Tell your doctor about all the medicines you take including prescription and non-prescription medicines, vitamins, and herbal supplements.
Imbruvica and Pregnancy
Tell your doctor if you are pregnant or plan to become pregnant.
The FDA categorizes medications based on safety for use during pregnancy. Five categories - A, B, C, D, and X, are used to classify the possible risks to an unborn baby when a medication is taken during pregnancy.
This medication falls into category D. It has been shown that use of Imbruvica in pregnant women caused some babies to be born with problems. However, in some serious situations, the benefit of using this medication may be greater than the risk of harm to the baby.
Pregnancy should be avoided during treatment and for 1 month after the last dose of this medication.
It is recommended men avoid getting their partners pregnant during treatment and for 1 month after the last dose of this medication.
Imbruvica and Lactation
It is not known if Imbruvica crosses into human milk.
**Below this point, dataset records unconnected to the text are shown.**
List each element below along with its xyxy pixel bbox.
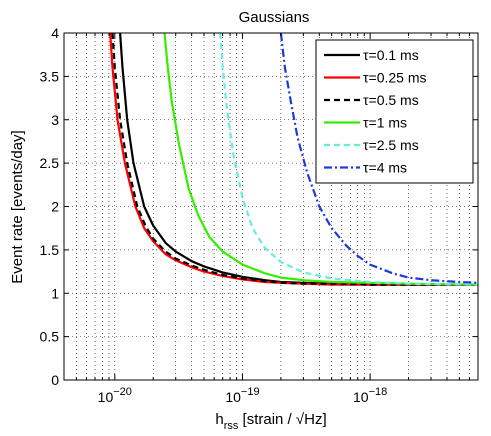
- x-axis-label-sub: rss: [224, 420, 239, 432]
- x-axis-label-rest: [strain / √Hz]: [238, 411, 326, 428]
- y-tick-label: 1: [51, 285, 59, 301]
- x-axis-label: hrss [strain / √Hz]: [215, 411, 326, 432]
- axes: 0 0.5 1 1.5 2 2.5 3 3.5 4 10−20 10−19 10−18: [40, 25, 478, 405]
- legend-label: τ=0.25 ms: [363, 70, 427, 86]
- series-line-3: [111, 33, 478, 286]
- series-line-4: [163, 33, 478, 286]
- y-tick-label: 2: [51, 199, 59, 215]
- series-layer: [109, 33, 478, 286]
- legend-label: τ=4 ms: [363, 160, 407, 176]
- legend-label: τ=0.1 ms: [363, 47, 419, 63]
- legend-label: τ=1 ms: [363, 115, 407, 131]
- y-tick-label: 3.5: [40, 68, 60, 84]
- legend-label: τ=2.5 ms: [363, 137, 419, 153]
- x-tick-label: 10−19: [225, 386, 259, 405]
- x-tick-label: 10−18: [353, 386, 387, 405]
- series-line-2: [109, 33, 478, 286]
- x-tick-label: 10−20: [98, 386, 132, 405]
- legend-box: [315, 39, 474, 184]
- y-tick-label: 4: [51, 25, 59, 41]
- y-tick-label: 1.5: [40, 242, 60, 258]
- y-tick-label: 3: [51, 112, 59, 128]
- x-axis-label-main: h: [215, 411, 223, 428]
- y-tick-label: 2.5: [40, 155, 60, 171]
- series-line-5: [219, 33, 478, 286]
- legend-label: τ=0.5 ms: [363, 92, 419, 108]
- y-tick-label: 0: [51, 372, 59, 388]
- y-tick-label: 0.5: [40, 329, 60, 345]
- y-axis-label: Event rate [events/day]: [9, 130, 26, 283]
- legend: τ=0.1 ms τ=0.25 ms τ=0.5 ms τ=1 ms τ=2.5 ms τ…: [315, 39, 474, 184]
- chart-title: Gaussians: [239, 9, 310, 26]
- series-line-6: [279, 33, 478, 284]
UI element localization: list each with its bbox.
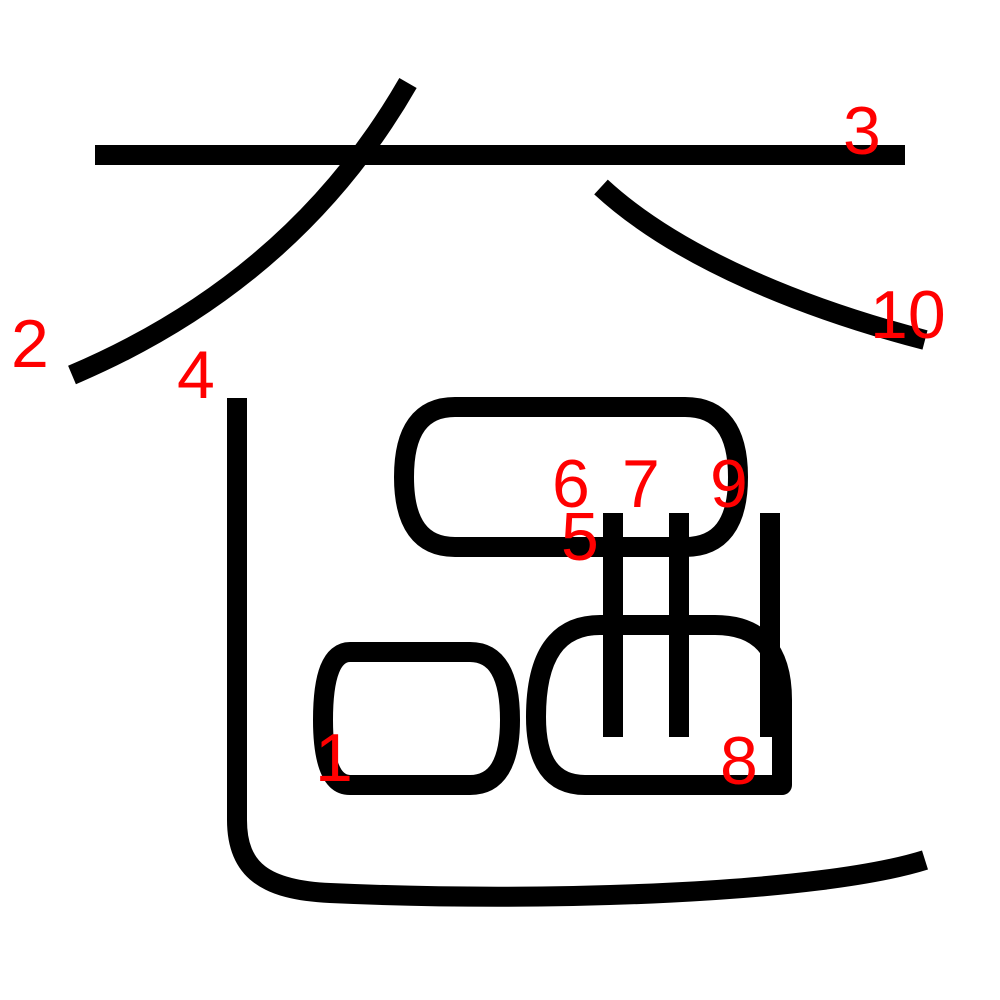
stroke-number-4: 4 xyxy=(177,337,215,413)
stroke-number-5: 5 xyxy=(561,499,599,575)
stroke-vertical-bend xyxy=(227,398,928,907)
stroke-number-1: 1 xyxy=(315,720,353,796)
stroke-number-7: 7 xyxy=(622,446,660,522)
stroke-number-8: 8 xyxy=(720,723,758,799)
stroke-right-falling xyxy=(594,179,928,350)
stroke-number-9: 9 xyxy=(710,446,748,522)
stroke-number-6: 6 xyxy=(552,446,590,522)
stroke-number-2: 2 xyxy=(11,306,49,382)
stroke-number-3: 3 xyxy=(843,93,881,169)
stroke-lower-left-box xyxy=(313,642,520,795)
stroke-number-10: 10 xyxy=(870,277,946,353)
stroke-left-falling xyxy=(68,78,417,385)
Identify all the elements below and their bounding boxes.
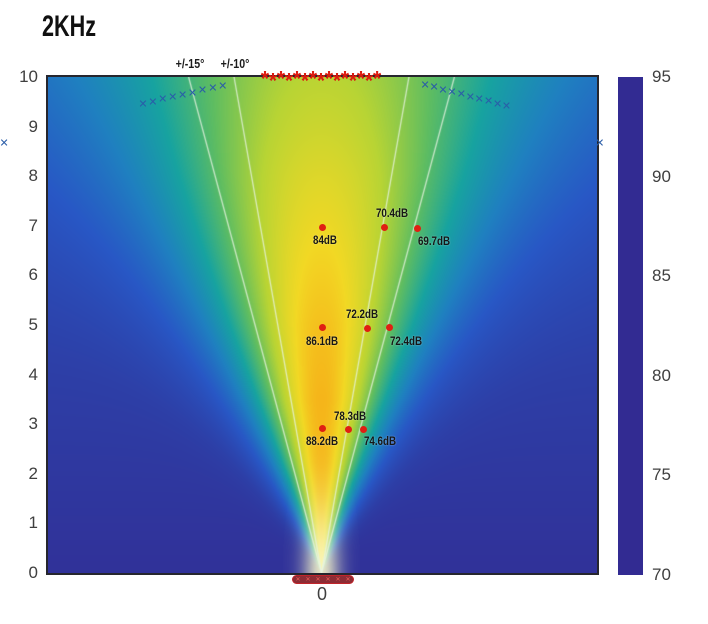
colorbar-tick-label: 75 <box>652 465 671 485</box>
source-tick-marker: ✕ <box>325 575 331 583</box>
y-tick-label: 3 <box>28 414 38 434</box>
spl-dot <box>359 425 367 433</box>
edge-x-marker: ✕ <box>595 136 605 150</box>
colorbar <box>618 77 643 575</box>
spl-dot <box>319 224 327 232</box>
beam-angle-label: +/-10° <box>220 57 250 71</box>
asterisk-marker: * <box>308 67 318 91</box>
y-tick-label: 2 <box>28 463 38 483</box>
spl-dot <box>413 225 421 233</box>
spl-label: 84dB <box>313 234 337 247</box>
x-tick-label: 0 <box>316 584 327 604</box>
y-tick-label: 9 <box>28 116 38 136</box>
spl-dot <box>345 425 353 433</box>
x-marker: ✕ <box>197 83 208 97</box>
asterisk-marker: * <box>276 67 286 91</box>
spl-label: 88.2dB <box>305 436 339 449</box>
spl-dot <box>386 324 394 332</box>
y-tick-label: 5 <box>28 315 38 334</box>
plot-area: * * * * * * * * * * * * * * * ✕ ✕ ✕ ✕ ✕ ✕ ✕ ✕ ✕ ✕ ✕ ✕ ✕ ✕ ✕ ✕ ✕ ✕ ✕ ✕ ✕ 84dB… <box>0 68 604 584</box>
x-marker: ✕ <box>168 90 178 104</box>
y-tick-label: 6 <box>28 265 38 285</box>
spl-label: 86.1dB <box>305 335 339 348</box>
x-marker: ✕ <box>501 99 512 113</box>
asterisk-marker: * <box>300 69 310 93</box>
source-tick-marker: ✕ <box>315 575 321 583</box>
source-tick-marker: ✕ <box>295 575 301 583</box>
x-marker: ✕ <box>474 92 484 106</box>
asterisk-marker: * <box>372 67 382 91</box>
x-marker: ✕ <box>178 88 188 102</box>
edge-x-marker: ✕ <box>0 136 9 150</box>
asterisk-marker: * <box>348 69 358 93</box>
x-marker: ✕ <box>447 85 457 99</box>
asterisk-marker: * <box>260 67 270 91</box>
spl-dot <box>363 325 371 333</box>
colorbar-tick-label: 80 <box>652 365 671 385</box>
marker-layer: * * * * * * * * * * * * * * * ✕ ✕ ✕ ✕ ✕ ✕ ✕ ✕ ✕ ✕ ✕ ✕ ✕ ✕ ✕ ✕ ✕ ✕ ✕ ✕ ✕ 84dB… <box>0 68 604 584</box>
asterisk-marker: * <box>268 69 278 93</box>
spl-dot <box>319 424 327 432</box>
x-marker: ✕ <box>492 97 503 111</box>
asterisk-marker: * <box>356 67 366 91</box>
spl-label: 78.3dB <box>333 411 366 424</box>
spl-dot <box>319 324 327 332</box>
spl-label: 69.7dB <box>418 235 451 248</box>
spl-label: 74.6dB <box>364 436 397 449</box>
source-tick-marker: ✕ <box>335 575 341 583</box>
x-marker: ✕ <box>465 90 475 104</box>
source-capsule: ✕ ✕ ✕ ✕ ✕ ✕ <box>291 575 354 584</box>
x-marker: ✕ <box>187 86 198 100</box>
source-tick-marker: ✕ <box>345 575 351 583</box>
asterisk-marker: * <box>316 69 326 93</box>
x-marker: ✕ <box>456 87 466 101</box>
x-marker: ✕ <box>420 78 430 92</box>
colorbar-tick-label: 90 <box>652 166 671 186</box>
x-marker: ✕ <box>148 95 158 109</box>
y-tick-label: 7 <box>28 215 38 235</box>
x-marker: ✕ <box>218 79 228 93</box>
asterisk-marker: * <box>284 69 294 93</box>
y-tick-label: 1 <box>28 513 38 533</box>
asterisk-marker: * <box>340 67 350 91</box>
colorbar-tick-label: 95 <box>652 67 671 86</box>
x-marker: ✕ <box>429 80 439 94</box>
y-tick-label: 8 <box>28 166 38 186</box>
y-tick-label: 10 <box>19 67 38 86</box>
x-marker: ✕ <box>208 81 218 95</box>
x-marker: ✕ <box>438 83 448 97</box>
x-marker: ✕ <box>158 92 168 106</box>
chart-title: 2KHz <box>42 10 97 43</box>
source-tick-marker: ✕ <box>305 575 311 583</box>
asterisk-marker: * <box>332 69 342 93</box>
spl-label: 70.4dB <box>375 207 409 220</box>
colorbar-tick-label: 85 <box>652 266 671 286</box>
spl-label: 72.4dB <box>389 335 422 348</box>
spl-dot <box>381 224 389 232</box>
x-marker: ✕ <box>484 94 494 108</box>
asterisk-marker: * <box>292 67 302 91</box>
x-marker: ✕ <box>138 97 148 111</box>
asterisk-marker: * <box>324 67 334 91</box>
colorbar-tick-label: 70 <box>652 565 671 584</box>
asterisk-marker: * <box>364 69 374 93</box>
y-tick-label: 0 <box>28 563 38 582</box>
spl-label: 72.2dB <box>346 308 379 321</box>
beam-angle-label: +/-15° <box>175 57 204 71</box>
y-tick-label: 4 <box>28 364 38 384</box>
Because many medications can cross into human milk and because of the possibility for serious adverse reactions in nursing infants with use of this medication, a choice should be made whether to stop nursing or stop the use of this medication. Your doctor and you will decide if the benefits outweigh the risk of using Imbruvica.
Take Imbruvica exactly as your healthcare provider tells you to take it.
- Take Imbruvica 1 time a day.
- Swallow Imbruvica capsules whole with a glass of water. Do not open, break, or chew Imbruvica capsules.
- Take Imbruvica at about the same time each day.
- If you miss a dose of Imbruvica take it as soon as you remember on the same day. Take your next dose of Imbruvica at your regular time on the next day. Do not take 2 doses of Imbruvica on the same day to make up for a missed dose.
Take Imbruvica exactly as prescribed by your doctor. Follow the directions on your prescription label carefully.
The recommended dose of Imbruvica for mantle cell lymphoma (MCL) and Marginal zone lymphoma (MZL) is 560 mg (four 140 mg capsules) by mouth once daily.
The recommended dose of Imbruvica for chronic lymphocytic leukemia (CLL)/Small lymphocytic lymphoma, Waldenström’s macroglobulinemia (WM), and chronic graft versus host disease is 420 mg taken orally once daily (three 140 mg capsules once daily).
For those patients with mild liver impairment, the dose of Imbruvica needs to be lowered.
If you take too much Imbruvica, call your healthcare provider or local Poison Control Center, or seek emergency medical attention right away.
- Store Imbruvica at room temperature between 68°F to 77°F (20°C to 25°C).
- Keep Imbruvica in the original container with the lid tightly closed.
- Keep Imbruvica and all medicines out of the reach of children.